Congenital absence of the pericardium is a very rare and usually asymptomatic cardiac anomaly. This congenital anomaly is frequently discovered incidentally either during surgery or during imaging for unrelated indications.1 The characteristic findings on chest imaging include a “snoopy dog” appearance of the cardiac silhouette, and a teardrop appearance with a bulbous ventricle on the chest radiograph, and elongated atria on the apical four chamber view of transthoracic echocardiography. In addition, there is usually exaggerated motion of the heart and interposition of the lung in the usually lung-free space between heart and diaphragm as observed in both the coronal and sagittal axis on cardiac MRI.2 Although patients with isolated complete absence of the pericardium are asymptomatic, those with partial defects can have symptoms ranging from atypical chest pain to more serious presentations as a result of incarceration of cardiac tissue.3,4
Performing invasive cardiac procedures on patients with these pericardial defects can be technically challenging given the marked displacement of the heart and its pendulum-like motion within the thoracic cavity.5 A few surgical case reports have emphasized the procedural difficulties and associated complications during coronary artery bypass grafting and aortic dissection repair in these patients.6,7 To our knowledge this is the first case report describing an invasive electrophysiological procedure in a patient with this congenital anomaly.
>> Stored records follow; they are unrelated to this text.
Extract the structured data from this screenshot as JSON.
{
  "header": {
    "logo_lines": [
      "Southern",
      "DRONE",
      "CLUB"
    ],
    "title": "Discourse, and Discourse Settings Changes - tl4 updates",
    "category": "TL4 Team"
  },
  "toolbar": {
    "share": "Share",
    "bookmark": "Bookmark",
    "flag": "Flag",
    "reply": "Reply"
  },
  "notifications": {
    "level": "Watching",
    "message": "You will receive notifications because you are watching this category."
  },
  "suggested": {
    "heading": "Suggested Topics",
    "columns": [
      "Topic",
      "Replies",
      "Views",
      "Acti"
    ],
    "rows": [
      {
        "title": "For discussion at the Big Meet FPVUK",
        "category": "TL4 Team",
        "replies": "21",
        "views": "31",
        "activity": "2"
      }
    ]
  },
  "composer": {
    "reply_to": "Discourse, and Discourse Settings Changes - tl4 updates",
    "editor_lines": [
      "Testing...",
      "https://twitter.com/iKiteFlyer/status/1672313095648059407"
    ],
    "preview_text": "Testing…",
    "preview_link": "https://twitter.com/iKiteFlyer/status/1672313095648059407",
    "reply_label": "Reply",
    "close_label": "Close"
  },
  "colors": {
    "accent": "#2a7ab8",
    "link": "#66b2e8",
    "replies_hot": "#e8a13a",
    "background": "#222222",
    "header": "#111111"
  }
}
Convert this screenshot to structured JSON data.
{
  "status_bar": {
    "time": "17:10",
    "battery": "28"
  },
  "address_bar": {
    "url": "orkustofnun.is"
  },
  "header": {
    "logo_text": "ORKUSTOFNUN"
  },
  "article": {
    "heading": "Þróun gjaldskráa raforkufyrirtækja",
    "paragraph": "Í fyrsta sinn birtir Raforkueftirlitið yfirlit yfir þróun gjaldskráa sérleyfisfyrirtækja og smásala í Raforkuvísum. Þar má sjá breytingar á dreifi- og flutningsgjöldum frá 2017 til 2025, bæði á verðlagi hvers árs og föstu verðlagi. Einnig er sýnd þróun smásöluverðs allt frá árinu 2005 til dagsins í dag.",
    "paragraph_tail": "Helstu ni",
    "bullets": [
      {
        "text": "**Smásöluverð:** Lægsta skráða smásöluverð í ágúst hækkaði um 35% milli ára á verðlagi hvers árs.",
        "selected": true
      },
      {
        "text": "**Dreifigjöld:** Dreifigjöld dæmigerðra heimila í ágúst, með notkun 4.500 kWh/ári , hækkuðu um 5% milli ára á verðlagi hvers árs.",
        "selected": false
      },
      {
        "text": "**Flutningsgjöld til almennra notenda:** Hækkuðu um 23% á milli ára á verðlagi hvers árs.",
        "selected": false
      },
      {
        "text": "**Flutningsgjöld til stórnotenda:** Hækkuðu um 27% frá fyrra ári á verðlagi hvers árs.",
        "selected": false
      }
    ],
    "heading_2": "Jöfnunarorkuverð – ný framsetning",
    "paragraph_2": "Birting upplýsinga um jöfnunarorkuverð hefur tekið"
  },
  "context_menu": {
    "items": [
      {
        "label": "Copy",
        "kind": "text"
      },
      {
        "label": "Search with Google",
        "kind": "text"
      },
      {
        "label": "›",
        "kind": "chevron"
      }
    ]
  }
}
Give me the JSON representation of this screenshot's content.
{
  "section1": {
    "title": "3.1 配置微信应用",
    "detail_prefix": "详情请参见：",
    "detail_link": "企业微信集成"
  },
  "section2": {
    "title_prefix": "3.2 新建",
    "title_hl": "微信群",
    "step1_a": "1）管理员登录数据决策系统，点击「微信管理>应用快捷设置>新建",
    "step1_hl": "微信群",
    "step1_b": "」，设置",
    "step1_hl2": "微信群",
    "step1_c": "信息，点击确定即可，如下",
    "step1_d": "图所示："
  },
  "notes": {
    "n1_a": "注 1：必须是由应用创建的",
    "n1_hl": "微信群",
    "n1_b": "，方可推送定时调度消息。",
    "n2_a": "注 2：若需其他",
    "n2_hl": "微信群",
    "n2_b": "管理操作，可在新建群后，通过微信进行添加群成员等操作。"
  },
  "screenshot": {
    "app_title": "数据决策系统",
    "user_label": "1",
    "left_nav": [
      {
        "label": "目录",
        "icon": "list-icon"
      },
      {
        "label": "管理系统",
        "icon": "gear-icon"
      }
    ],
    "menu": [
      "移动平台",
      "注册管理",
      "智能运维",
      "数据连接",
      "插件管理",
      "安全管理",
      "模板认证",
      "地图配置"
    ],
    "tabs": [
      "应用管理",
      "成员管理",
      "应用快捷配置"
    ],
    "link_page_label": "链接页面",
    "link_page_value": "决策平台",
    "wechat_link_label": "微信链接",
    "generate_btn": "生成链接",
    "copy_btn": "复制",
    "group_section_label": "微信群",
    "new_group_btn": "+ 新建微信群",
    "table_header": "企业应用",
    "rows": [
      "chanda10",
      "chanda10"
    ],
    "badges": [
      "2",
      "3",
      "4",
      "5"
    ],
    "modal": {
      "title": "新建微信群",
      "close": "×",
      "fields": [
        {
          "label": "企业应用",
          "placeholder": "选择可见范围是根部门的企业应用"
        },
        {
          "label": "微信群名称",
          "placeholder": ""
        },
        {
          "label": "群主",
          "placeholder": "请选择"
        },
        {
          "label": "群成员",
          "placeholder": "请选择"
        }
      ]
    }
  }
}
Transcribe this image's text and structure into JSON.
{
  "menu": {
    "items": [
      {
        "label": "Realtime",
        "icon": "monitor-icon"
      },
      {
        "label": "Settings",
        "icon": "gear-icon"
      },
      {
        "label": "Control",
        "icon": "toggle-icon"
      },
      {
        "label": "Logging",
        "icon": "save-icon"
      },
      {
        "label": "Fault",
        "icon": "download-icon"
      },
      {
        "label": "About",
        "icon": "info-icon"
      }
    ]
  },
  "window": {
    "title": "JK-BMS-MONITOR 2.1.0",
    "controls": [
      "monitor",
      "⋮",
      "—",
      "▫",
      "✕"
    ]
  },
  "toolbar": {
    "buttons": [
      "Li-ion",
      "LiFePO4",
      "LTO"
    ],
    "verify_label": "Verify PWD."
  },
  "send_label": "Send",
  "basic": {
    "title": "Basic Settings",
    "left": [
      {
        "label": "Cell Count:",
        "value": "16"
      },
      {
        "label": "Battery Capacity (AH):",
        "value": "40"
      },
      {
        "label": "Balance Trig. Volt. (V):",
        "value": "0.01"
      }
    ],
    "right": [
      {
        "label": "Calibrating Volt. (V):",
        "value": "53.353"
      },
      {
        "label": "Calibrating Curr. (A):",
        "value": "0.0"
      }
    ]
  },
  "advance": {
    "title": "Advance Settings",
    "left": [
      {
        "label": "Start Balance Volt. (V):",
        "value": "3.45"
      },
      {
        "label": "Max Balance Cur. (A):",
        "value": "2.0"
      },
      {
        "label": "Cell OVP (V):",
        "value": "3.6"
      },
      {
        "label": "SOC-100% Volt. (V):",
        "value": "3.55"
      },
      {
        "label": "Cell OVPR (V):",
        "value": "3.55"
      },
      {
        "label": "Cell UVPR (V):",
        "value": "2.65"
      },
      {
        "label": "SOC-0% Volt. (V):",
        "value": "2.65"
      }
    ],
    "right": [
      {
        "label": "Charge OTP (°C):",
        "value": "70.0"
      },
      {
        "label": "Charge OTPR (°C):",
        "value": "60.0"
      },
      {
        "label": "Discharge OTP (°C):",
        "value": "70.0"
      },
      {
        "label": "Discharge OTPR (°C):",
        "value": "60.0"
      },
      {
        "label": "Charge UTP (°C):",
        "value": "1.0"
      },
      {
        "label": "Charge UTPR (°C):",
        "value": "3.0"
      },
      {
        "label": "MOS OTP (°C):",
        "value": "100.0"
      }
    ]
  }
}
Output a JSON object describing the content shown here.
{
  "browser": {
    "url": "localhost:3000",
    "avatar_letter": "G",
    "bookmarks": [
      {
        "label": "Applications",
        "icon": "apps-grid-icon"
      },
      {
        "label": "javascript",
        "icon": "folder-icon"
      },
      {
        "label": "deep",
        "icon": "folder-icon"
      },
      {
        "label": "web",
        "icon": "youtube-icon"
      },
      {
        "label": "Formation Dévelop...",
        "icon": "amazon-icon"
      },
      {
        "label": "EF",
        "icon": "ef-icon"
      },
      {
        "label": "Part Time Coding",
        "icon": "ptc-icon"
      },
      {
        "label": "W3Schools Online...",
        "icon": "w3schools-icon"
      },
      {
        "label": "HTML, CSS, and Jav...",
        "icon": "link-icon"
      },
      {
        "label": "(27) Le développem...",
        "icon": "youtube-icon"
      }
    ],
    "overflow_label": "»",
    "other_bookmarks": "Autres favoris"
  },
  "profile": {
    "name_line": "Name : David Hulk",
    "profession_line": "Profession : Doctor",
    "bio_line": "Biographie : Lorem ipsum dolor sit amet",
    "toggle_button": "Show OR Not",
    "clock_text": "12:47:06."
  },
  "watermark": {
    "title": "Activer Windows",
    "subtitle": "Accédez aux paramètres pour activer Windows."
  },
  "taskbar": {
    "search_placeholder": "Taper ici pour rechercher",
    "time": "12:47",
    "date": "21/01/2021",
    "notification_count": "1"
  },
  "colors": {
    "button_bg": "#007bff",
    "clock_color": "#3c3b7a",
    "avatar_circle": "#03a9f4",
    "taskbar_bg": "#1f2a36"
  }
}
The orientation of the CS catheter on RAO projection (Figure 4) appeared twisted and the HB catheter was displaced leftward. As demonstrated by the MRI, the inter-atrial septum was shifted and while not absolutely necessary, intracardiac echocardiography was likely to enhance the safety of transseptal puncture. Catheter ablation was also made more challenging because stability of the ablation catheter was compromised by exaggerated beat-to-beat cardiac motion. Electrophysiologists should also be vigilant for the presence of coexistent congenital cardiac defects and valvular abnormalities associated with absence of the pericardium.8,9 There have been case reports of paroxysmal AF resulting from herniation of the left atrial appendage in patients with partial absence of pericardium requiring pericardial defect repair.10 However, the prevalence of AF in patients with absent pericardium is not clear.
Congenital absence of the pericardium presents challenges for catheter ablation because of the unusual orientation of the heart within the thorax and an exaggerated, pendulum-like cardiac motion. The use of pre-procedural imaging with cardiac MRI and intracardiac echocardiography may assist in the performance of these procedures.
No disclosures relevant to this article were made by the authors.